As the photos show, there's some exposed metal between the elements of the flattener. These may reflect light if they are exposed at the proper angle. I checked with Vic of Stellarvue and his comment was that the retaining ring should be just finger tight. Well, mine is gummed up from previous experiments with adhesive flocking. Not going to be able to get into this spot.
Instead, I'm going after the idea of using a longer hood to control off-axis light. The idea is that by keeping the sensor from seeing the bright stars, it's unlikely to have as much of an effect.
I was looking at the potential of a custom lens hood like the ones on this site.
Based on some math provided by the HOODCALC.xls spreadsheet that I found on the Pentax Forum, I've found that the hood length for the APS-C sized camera should be about 450-500mm long. That's pretty big. Up to now, I've been using a foam paper hood rolled around the existing dew shield to extend the structure. Based on the math, I'd need to add another 6 inches or more to the end of this structure.

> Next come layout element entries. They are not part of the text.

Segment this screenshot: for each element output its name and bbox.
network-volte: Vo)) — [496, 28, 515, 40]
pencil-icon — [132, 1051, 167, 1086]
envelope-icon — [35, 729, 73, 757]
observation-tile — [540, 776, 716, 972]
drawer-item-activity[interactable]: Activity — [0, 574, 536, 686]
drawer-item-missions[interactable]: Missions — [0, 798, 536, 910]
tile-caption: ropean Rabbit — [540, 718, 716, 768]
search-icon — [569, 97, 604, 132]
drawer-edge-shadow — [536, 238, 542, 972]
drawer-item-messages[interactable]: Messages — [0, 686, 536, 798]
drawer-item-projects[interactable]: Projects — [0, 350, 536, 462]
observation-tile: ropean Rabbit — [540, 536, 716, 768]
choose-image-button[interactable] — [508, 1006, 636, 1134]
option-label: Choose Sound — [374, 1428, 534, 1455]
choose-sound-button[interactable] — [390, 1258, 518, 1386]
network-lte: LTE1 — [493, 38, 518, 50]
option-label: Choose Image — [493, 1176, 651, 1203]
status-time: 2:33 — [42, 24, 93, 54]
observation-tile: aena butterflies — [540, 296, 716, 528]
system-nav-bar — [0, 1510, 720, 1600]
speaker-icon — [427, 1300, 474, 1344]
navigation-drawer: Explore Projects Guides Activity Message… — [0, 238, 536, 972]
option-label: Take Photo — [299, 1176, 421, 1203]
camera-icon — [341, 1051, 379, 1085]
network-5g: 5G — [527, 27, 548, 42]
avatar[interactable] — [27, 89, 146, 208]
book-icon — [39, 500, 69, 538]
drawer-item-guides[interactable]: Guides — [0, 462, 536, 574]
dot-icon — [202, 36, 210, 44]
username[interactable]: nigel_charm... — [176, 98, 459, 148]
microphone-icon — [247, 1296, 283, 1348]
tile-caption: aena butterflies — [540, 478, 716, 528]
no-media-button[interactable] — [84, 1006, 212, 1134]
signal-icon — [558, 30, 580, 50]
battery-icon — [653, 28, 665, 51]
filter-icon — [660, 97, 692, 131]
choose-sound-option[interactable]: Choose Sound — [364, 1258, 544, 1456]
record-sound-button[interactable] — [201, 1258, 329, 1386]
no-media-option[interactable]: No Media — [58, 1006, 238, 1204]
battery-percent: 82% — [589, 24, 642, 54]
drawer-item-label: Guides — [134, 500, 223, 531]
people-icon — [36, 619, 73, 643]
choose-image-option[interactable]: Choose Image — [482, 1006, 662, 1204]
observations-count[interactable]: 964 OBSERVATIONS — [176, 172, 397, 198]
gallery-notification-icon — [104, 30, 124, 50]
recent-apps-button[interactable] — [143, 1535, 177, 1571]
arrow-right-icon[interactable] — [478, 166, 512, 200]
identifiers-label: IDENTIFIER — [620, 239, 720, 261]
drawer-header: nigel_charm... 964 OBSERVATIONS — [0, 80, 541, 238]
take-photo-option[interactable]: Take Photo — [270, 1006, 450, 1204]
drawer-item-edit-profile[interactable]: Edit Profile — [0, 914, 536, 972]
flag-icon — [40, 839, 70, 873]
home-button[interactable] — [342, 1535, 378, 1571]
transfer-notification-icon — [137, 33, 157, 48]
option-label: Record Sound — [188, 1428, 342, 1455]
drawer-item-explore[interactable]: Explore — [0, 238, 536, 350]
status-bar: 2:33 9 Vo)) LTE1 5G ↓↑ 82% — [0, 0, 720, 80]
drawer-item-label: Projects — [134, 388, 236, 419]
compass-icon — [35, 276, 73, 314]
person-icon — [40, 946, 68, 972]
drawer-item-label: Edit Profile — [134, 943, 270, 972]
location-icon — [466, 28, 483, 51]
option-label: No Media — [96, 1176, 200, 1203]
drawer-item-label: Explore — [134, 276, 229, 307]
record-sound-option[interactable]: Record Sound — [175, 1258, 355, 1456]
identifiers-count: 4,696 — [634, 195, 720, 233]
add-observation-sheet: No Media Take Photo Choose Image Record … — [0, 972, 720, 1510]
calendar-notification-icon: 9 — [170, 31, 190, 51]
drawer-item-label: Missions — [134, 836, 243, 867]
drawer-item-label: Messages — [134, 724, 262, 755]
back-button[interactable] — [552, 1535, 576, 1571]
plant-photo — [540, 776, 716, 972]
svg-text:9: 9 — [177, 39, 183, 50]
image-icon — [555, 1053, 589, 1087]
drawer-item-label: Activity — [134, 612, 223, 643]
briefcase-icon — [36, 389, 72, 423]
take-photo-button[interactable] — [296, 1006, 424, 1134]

I played with adding different shapes to the foam paper recently. I tried rolling it up inside the dew shield. This works well but it does raise the challenge of repeatability. Plus, it shows the fact that a long extension of material will sag under its own weight. For anything that's going to be permanent, I'll need something that's light, won't sag, and fairly durable. I've been thinking about rolled aluminum. Advantage is that I could get it made from something fairly sturdy and not worry about crushing it. Disadvantage is cost.
What remains to be seen is how this extended tube will impact piggyback shots. I ruined a few film shots back at Calstar because the hood extended into the frame. I'd like to avoid this happening in the future, too.

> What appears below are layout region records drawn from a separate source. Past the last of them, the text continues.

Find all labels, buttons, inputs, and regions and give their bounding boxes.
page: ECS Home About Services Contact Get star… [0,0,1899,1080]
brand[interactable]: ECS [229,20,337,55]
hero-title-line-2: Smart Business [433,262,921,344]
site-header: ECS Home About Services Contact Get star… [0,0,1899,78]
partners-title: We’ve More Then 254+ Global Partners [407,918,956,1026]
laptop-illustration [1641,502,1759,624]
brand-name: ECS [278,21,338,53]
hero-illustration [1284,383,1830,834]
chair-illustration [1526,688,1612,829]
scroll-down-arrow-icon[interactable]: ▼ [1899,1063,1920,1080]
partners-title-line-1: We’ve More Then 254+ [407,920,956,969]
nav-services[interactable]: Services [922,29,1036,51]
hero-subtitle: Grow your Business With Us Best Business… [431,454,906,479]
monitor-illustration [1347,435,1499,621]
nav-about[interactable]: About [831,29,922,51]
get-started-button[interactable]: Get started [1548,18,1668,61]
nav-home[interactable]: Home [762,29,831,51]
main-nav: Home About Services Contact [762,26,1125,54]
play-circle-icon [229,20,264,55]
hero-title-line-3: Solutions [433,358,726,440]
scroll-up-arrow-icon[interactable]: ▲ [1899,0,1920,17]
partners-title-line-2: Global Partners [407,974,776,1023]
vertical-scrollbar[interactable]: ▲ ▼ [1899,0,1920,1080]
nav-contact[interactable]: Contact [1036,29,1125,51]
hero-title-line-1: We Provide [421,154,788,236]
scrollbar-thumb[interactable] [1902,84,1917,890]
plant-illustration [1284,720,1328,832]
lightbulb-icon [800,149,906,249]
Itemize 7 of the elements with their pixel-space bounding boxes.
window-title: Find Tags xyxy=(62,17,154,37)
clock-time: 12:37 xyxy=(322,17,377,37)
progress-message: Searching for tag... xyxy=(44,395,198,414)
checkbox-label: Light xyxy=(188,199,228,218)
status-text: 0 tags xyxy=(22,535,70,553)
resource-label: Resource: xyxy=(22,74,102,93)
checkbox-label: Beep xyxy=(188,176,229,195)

For now, I can use the newly rolled up foam paper that has some carefully placed velcro tabs. It may serve the purpose well.
A possible concept that I may return to try would be to cut a rectangular mask out of some cardstock and insert this into the dewshield. If I put it right at the objective, it could mask the offending areas pretty easily. This would allow a shorter hood to be used with minimal changes. I'll do some math and cut one as I have the chance.

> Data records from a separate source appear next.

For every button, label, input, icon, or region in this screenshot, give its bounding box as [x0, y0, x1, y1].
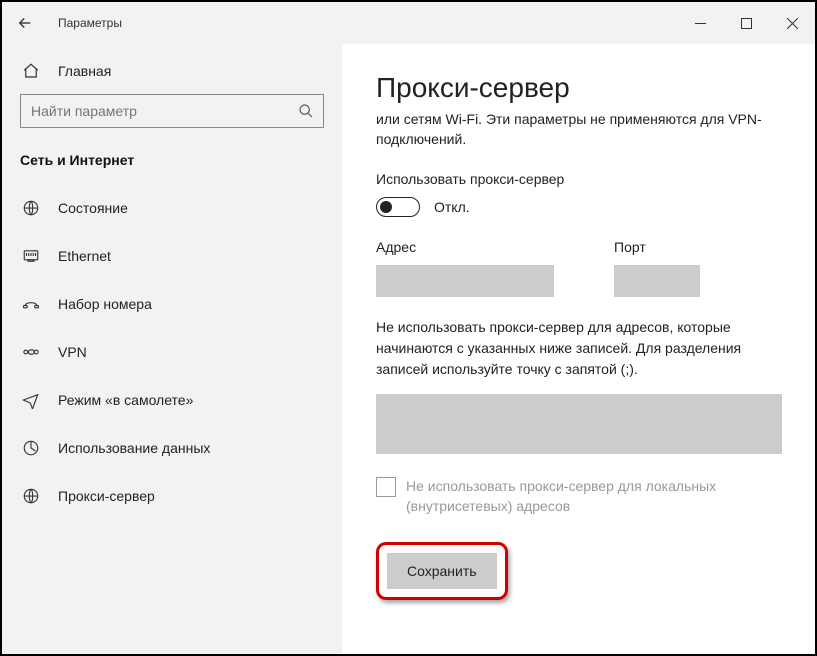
close-button[interactable] — [769, 2, 815, 44]
nav-label: Прокси-сервер — [58, 488, 155, 504]
sidebar: Главная Сеть и Интернет Состояние — [2, 44, 342, 654]
use-proxy-toggle[interactable] — [376, 197, 420, 217]
home-icon — [20, 62, 42, 80]
address-input[interactable] — [376, 265, 554, 297]
nav-item-status[interactable]: Состояние — [2, 184, 342, 232]
nav-item-vpn[interactable]: VPN — [2, 328, 342, 376]
page-title: Прокси-сервер — [376, 72, 781, 104]
local-bypass-checkbox[interactable] — [376, 477, 396, 497]
nav-list: Состояние Ethernet Набор номера — [2, 184, 342, 520]
address-label: Адрес — [376, 239, 554, 255]
toggle-row: Откл. — [376, 197, 781, 217]
window-controls — [677, 2, 815, 44]
home-label: Главная — [58, 63, 111, 79]
nav-label: Режим «в самолете» — [58, 392, 193, 408]
page-description: или сетям Wi-Fi. Эти параметры не примен… — [376, 110, 781, 149]
search-icon — [298, 103, 314, 119]
datausage-icon — [20, 439, 42, 457]
airplane-icon — [20, 391, 42, 409]
nav-label: Набор номера — [58, 296, 152, 312]
toggle-state: Откл. — [434, 199, 470, 215]
nav-item-datausage[interactable]: Использование данных — [2, 424, 342, 472]
port-col: Порт — [614, 239, 700, 297]
status-icon — [20, 199, 42, 217]
toggle-knob — [380, 201, 392, 213]
nav-item-dialup[interactable]: Набор номера — [2, 280, 342, 328]
address-col: Адрес — [376, 239, 554, 297]
home-link[interactable]: Главная — [2, 54, 342, 94]
nav-item-ethernet[interactable]: Ethernet — [2, 232, 342, 280]
nav-label: Состояние — [58, 200, 128, 216]
proxy-icon — [20, 487, 42, 505]
nav-label: VPN — [58, 344, 87, 360]
nav-item-airplane[interactable]: Режим «в самолете» — [2, 376, 342, 424]
window-body: Главная Сеть и Интернет Состояние — [2, 44, 815, 654]
port-input[interactable] — [614, 265, 700, 297]
titlebar: Параметры — [2, 2, 815, 44]
local-bypass-label: Не использовать прокси-сервер для локаль… — [406, 477, 781, 516]
port-label: Порт — [614, 239, 700, 255]
window-title: Параметры — [58, 16, 122, 30]
nav-label: Использование данных — [58, 440, 210, 456]
bypass-textarea[interactable] — [376, 394, 782, 454]
save-highlight: Сохранить — [376, 542, 508, 600]
vpn-icon — [20, 343, 42, 361]
nav-item-proxy[interactable]: Прокси-сервер — [2, 472, 342, 520]
content-area: Прокси-сервер или сетям Wi-Fi. Эти парам… — [342, 44, 815, 654]
save-button[interactable]: Сохранить — [387, 553, 497, 589]
minimize-button[interactable] — [677, 2, 723, 44]
section-label: Сеть и Интернет — [2, 144, 342, 184]
use-proxy-label: Использовать прокси-сервер — [376, 171, 781, 187]
back-button[interactable] — [16, 14, 44, 32]
search-input[interactable] — [20, 94, 324, 128]
dialup-icon — [20, 295, 42, 313]
search-wrap — [2, 94, 342, 144]
maximize-button[interactable] — [723, 2, 769, 44]
nav-label: Ethernet — [58, 248, 111, 264]
local-bypass-row: Не использовать прокси-сервер для локаль… — [376, 477, 781, 516]
ethernet-icon — [20, 247, 42, 265]
bypass-description: Не использовать прокси-сервер для адресо… — [376, 317, 781, 380]
search-box — [20, 94, 324, 128]
address-port-row: Адрес Порт — [376, 239, 781, 297]
settings-window: Параметры Главная — [0, 0, 817, 656]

Another exercise that I completed today was getting back into the camera. I'd been suspecting that the cold finger wasn't making good contact with the chassis of the camera. Finally tore it apart and checked.
Sure enough, the old thermal paste tells an obvious tale. The old material was barely touching. To remedy this situation, I bent the copper to fit a bit tighter. I also inserted a slip of foam paper to apply some slight pressure as well as thermally insulate some of these parts. Lastly, I moved the thermal probe to a better place inside the assembly where it can make contact between the finger and the chassis.
In my testing afterwards, the thermistor controller showed no drop in temperature below 10C. I base this measurement by turning the power controller down until it stops pulling a high amp load. Ambient temperatures were 22C. EXIF temperature was 17C. I also measured the temperatures on the camera body at a few different places. This tells me that wrapping the camera in a thermal blanket is important. I'd already inserted a piece of foam paper between the dovetail and the camera body. This should help control unwanted heat entry to the camera.
On further testing, I mounted the camera to the telescope, wrapped the camera body in thermal layers, and set it up to do a run of darks while in the shed. The shed temps are approaching 28C and surprisingly, the thermistor controller is suggesting the sensor is -15C. I'll need to check later to see what the EXIF temperatures are. If this works well, then I can expect very low noise in the field going forward!
Returning to this post after some time. The shed experiment was inconclusive. EXIF temperatures started at 18C and went up to 25C before the voltage drop from the outside power to the 12V converter was too much. Will have to try again and see what I get using a different cabling situation, more like the way the car setup where the 12V is provided at the start of the extension cord.